I dropped it from the code proposal because it seems to me that we
should give the community an opportunity to experiment with the content
manager interface before we decide what the best stuff is to include in
the stdlib.

> At this point, "fullmsg.add_related()" without the .payload attribute
> would be an error, unless a "insertPart=True" keyword argument were
> present.  With "insertPart=True", a new top-level multipart/related
> would be interposed with the existing multipart/alternative as its
> first child, and the argument of add_related as the second.  Maybe
> that's too complicated, but I suspect it's harder for people who think
> of MIME messages as trees, than for people who think of messages as
> documents and don't want to hear about mimes other than Marcel
> Marceau.<wink/>

I *think* I see what you are suggesting, but I don't see that it is
easier for the non-tree thinker than my proposal.  My proposal doesn't
even let you make the conversion your insertPart=True would produce.
(That could indeed be a bug, so we may want a "I know what I'm doing"
keyword for 'make_related' and friends).

> The indexing of the .payload attribute by part type is perhaps too
> smart for my own good, haven't thought carefully about it.  It's
> plausible, though, since a message with multiple parts of the same
> type can only have one displayed -- normally that shouldn't happen.
> OTOH, this wouldn't work without modification for multipart/mixed or
> multipart/related.  Could use Yet Another Keyword Argument, maybe.

Ah, good point.  But the mechanism doesn't generalize to other types (eg:
you can have any number of 'image/jpg'), which would make the API quite
inconsistent (you can index by 'text/html' but not by 'image/jpeg'? Wat?)

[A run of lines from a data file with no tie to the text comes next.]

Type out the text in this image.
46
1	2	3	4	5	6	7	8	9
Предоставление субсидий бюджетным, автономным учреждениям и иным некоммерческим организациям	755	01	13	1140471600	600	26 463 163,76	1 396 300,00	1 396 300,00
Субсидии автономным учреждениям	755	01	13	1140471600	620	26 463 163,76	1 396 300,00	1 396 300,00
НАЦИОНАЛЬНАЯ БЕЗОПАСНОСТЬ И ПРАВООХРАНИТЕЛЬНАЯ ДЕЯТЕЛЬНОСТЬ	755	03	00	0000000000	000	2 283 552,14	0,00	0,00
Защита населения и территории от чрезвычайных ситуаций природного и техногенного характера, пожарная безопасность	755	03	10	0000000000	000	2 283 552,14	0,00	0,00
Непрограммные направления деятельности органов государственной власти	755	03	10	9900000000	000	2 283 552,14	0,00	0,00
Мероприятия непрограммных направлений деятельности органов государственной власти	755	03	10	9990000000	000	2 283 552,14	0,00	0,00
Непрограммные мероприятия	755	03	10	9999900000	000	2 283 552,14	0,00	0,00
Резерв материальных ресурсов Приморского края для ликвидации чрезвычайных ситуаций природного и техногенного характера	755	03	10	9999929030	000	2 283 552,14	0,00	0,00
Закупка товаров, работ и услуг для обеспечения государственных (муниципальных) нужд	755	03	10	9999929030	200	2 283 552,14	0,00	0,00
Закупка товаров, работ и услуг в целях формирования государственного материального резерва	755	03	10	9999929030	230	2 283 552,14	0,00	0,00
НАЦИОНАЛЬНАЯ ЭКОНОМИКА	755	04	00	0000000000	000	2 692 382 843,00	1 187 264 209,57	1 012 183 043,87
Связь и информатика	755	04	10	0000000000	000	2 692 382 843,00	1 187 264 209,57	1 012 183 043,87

> (BTW, it's really annoying when the text/plain part refers to images
> etc that are attached only to the text/html part.  AFAICT from RFC
> 2387 it ought to be possible to put the multipart/related part at the
> top so both text/html and text/plain can refer to it.)

Is there a text part format that can actually refer to related parts?
text/plain isn't one, as far as I know.  As I said in another message, it
is worth thinking about supporting more unusual structures.  The tradeoff
is not getting an error when you do something that is in most cases
a mistake.  Absent information about a reasonably common text format
that actually embeds images, I'm inclined to keep the restriction.
We can always remove it later, but we can't add it back later.

>  >     with open('police-report.txt') as report:
>  >         fullmsg.add_attachment(report.read(), filename='pÃƒÂ¶lice-report.txt',
>  >                                params=dict(wrap='flow'), headers=(
>  >                                     'X-Secret-Level: top',
>  >                                     'X-Authorization: Monty'))
> 
> I can't find an RFC that specifies a "wrap" parameter to text/plain.
> Do you mean RFC 2646 'format="flowed"' here?

Yes, I did.  I just didn't bother to look it up (my apologies), since the
point of the example was that you could add arbitrary extra parameters.

> (A "validate" method could raise a warning on unregistered parameters.)

Yes, which if we want it to happen at the time the parameter is set, means
we probably want a custom (extendible) mechanism for this in the policy.

>  > (Hmm.  Looking at that I see I didn't fully fix a bug I had meant to fix:
>  > some of the parts have a MIME-Version header that don't need it.)
> 
> Another reason why the top-level part should be treated differently in
> the API.

True.  And if we add MIMEPart but keep MIMEMessage as the top level part
rather than re-using the existing Message, we can make the MIMEMessage
policy strict by default.

--David